Let $(X,\left<\cdot ,\cdot \right>)$ a Hilbert space. Let $Y$ a closed subspace of $X$. I wish prove that $$\inf_{y\in Y}\|x-y\|=\|x-p\|.$$ where $p$ the the orthogonal projection of $x$, i.e. $p$ is the only element of $Y$ s.t. $\left<p,y\right>=\left<x,y\right>$ for all $y\in Y$.
Attempts
We have that \begin{align*} \|x-y\|^2&=\left<x,x\right>-2\left<x,y\right>+\left<y,y\right>\\ &=\left<x,x\right>-2\left<p,y\right>+\left<y,y\right>\\ &\underset{Cauchy-Schwartz}{\geq} \left<x,x\right>-2\sqrt{\left<p,p\right>\left<y,y\right>}+\left<y,y\right> \end{align*} but I don't see how to continue...

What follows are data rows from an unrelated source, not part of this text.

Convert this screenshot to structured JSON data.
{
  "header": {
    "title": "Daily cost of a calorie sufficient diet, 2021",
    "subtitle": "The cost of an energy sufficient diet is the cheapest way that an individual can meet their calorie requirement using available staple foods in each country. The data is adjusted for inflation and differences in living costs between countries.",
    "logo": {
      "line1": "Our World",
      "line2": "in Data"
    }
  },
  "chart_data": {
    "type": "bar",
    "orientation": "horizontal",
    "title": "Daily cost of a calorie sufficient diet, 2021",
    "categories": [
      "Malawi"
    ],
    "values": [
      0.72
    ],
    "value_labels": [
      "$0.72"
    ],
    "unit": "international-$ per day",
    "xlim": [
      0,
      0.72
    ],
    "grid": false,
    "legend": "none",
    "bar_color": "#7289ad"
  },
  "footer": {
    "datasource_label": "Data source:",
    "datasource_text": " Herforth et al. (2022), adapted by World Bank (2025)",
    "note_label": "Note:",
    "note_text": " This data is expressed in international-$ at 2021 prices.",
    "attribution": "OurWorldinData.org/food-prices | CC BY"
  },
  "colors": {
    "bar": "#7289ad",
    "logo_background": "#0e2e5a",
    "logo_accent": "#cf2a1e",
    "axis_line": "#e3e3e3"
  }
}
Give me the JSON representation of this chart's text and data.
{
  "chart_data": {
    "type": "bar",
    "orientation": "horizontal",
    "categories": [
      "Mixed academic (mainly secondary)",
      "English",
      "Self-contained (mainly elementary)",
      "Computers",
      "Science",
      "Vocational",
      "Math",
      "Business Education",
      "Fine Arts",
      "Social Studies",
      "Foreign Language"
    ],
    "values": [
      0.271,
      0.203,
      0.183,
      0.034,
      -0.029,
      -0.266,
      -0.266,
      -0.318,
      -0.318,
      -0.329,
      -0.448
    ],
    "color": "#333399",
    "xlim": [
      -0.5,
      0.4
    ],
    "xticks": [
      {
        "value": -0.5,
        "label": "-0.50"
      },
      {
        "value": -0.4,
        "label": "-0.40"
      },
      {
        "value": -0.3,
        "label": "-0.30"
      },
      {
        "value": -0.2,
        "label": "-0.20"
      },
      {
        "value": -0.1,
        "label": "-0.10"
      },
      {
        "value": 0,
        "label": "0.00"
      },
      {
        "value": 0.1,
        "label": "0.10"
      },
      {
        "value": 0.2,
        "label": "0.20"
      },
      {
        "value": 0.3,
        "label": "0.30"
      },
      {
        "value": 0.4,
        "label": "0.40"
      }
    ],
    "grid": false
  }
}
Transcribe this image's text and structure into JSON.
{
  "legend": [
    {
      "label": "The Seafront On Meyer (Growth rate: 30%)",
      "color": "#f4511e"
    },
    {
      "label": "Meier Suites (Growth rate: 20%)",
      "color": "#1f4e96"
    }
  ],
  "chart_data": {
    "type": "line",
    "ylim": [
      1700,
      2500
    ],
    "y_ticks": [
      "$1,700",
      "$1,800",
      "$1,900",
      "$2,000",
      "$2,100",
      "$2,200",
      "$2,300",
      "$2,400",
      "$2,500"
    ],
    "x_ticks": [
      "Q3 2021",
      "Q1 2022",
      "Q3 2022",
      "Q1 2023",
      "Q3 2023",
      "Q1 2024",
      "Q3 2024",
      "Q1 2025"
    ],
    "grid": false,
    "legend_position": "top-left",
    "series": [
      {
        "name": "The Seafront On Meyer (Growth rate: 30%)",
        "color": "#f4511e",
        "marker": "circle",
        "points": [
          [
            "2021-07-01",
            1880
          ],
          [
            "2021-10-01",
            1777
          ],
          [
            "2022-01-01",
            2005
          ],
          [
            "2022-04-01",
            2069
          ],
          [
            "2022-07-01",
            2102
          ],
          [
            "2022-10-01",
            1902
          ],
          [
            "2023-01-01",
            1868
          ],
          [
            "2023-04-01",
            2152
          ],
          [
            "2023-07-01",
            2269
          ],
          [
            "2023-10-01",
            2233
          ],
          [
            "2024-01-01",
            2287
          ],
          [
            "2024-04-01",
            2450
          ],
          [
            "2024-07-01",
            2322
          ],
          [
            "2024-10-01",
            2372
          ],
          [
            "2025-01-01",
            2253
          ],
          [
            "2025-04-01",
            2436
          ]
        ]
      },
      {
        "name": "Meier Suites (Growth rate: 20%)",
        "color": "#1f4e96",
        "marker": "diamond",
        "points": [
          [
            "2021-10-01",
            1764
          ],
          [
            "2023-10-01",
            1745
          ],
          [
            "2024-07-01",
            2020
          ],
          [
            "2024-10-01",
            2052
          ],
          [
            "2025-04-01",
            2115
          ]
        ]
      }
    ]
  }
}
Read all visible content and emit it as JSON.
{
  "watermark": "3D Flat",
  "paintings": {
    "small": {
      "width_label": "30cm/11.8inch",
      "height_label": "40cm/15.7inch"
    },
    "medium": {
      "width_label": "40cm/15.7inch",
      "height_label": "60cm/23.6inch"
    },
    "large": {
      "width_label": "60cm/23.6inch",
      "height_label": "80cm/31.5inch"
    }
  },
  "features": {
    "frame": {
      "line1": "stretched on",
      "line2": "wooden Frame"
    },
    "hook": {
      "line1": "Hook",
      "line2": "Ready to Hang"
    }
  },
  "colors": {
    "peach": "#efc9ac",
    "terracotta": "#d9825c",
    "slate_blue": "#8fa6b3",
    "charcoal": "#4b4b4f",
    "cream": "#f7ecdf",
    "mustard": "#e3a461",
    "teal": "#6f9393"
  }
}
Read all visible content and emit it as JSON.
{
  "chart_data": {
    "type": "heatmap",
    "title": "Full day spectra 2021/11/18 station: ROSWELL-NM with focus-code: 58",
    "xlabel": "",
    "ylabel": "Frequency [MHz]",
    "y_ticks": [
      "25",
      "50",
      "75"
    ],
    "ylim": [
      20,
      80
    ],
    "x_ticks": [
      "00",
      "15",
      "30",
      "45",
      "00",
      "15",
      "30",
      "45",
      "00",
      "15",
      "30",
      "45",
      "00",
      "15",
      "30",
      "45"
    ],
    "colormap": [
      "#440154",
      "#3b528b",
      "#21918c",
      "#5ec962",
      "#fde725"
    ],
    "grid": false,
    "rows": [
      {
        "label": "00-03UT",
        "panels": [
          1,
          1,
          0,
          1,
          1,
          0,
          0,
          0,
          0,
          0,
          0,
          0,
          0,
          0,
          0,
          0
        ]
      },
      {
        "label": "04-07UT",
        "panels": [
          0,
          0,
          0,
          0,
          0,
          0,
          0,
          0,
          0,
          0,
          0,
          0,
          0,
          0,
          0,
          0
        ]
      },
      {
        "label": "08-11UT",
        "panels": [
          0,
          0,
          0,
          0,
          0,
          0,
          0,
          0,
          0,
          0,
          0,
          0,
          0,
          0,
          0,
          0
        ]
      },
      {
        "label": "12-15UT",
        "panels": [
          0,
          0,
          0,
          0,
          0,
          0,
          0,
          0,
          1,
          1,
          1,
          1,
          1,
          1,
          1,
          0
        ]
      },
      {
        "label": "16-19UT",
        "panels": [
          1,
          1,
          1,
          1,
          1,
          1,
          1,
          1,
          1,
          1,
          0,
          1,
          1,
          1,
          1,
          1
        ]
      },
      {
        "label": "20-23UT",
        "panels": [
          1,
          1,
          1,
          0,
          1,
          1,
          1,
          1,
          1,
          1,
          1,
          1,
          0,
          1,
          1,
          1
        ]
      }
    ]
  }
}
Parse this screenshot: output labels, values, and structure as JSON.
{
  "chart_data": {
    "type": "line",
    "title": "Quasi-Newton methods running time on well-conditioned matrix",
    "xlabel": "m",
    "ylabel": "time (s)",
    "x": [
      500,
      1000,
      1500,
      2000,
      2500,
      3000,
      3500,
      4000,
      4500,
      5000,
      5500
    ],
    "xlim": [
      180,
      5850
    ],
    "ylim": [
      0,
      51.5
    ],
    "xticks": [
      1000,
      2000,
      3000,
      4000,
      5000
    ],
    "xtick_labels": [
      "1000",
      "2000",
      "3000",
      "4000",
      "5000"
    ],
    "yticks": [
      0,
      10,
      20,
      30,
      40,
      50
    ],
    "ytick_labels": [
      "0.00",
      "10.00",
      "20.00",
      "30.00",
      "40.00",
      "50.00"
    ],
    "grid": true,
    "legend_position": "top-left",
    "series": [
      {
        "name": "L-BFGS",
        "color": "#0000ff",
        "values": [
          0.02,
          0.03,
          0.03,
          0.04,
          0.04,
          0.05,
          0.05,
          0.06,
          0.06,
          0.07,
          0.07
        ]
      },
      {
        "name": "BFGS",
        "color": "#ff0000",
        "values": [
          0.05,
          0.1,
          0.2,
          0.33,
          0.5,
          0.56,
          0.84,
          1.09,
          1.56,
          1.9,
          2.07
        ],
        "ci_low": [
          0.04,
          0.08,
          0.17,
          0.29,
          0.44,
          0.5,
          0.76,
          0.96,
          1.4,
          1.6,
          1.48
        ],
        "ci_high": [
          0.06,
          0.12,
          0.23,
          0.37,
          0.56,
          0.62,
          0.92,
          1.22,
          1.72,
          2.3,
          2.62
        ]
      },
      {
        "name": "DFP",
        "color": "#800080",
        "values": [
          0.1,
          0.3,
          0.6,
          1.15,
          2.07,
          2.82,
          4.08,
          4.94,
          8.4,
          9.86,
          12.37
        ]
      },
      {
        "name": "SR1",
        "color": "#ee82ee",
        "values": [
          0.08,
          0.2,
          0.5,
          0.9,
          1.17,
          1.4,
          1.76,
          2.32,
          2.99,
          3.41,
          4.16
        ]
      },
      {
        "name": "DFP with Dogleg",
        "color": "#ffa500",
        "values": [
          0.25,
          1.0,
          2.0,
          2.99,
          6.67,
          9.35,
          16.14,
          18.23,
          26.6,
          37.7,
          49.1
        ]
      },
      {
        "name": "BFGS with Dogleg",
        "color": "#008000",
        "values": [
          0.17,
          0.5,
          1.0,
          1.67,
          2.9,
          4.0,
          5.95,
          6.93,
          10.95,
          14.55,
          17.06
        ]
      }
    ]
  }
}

Since for all $y\in Y$, $$\left<x,y\right>=\left<p,y\right>,$$ you have that $$\left<x-p,y\right>=0,$$ for all $y\in Y$. Therefore, $$\|x-y\|^2=\|x-p+p-y\|^2\underset{\left<x-p,p-y\right>=0}{=}\|x-p\|^2+\|p-y\|^2\geq \|x-p\|^2.$$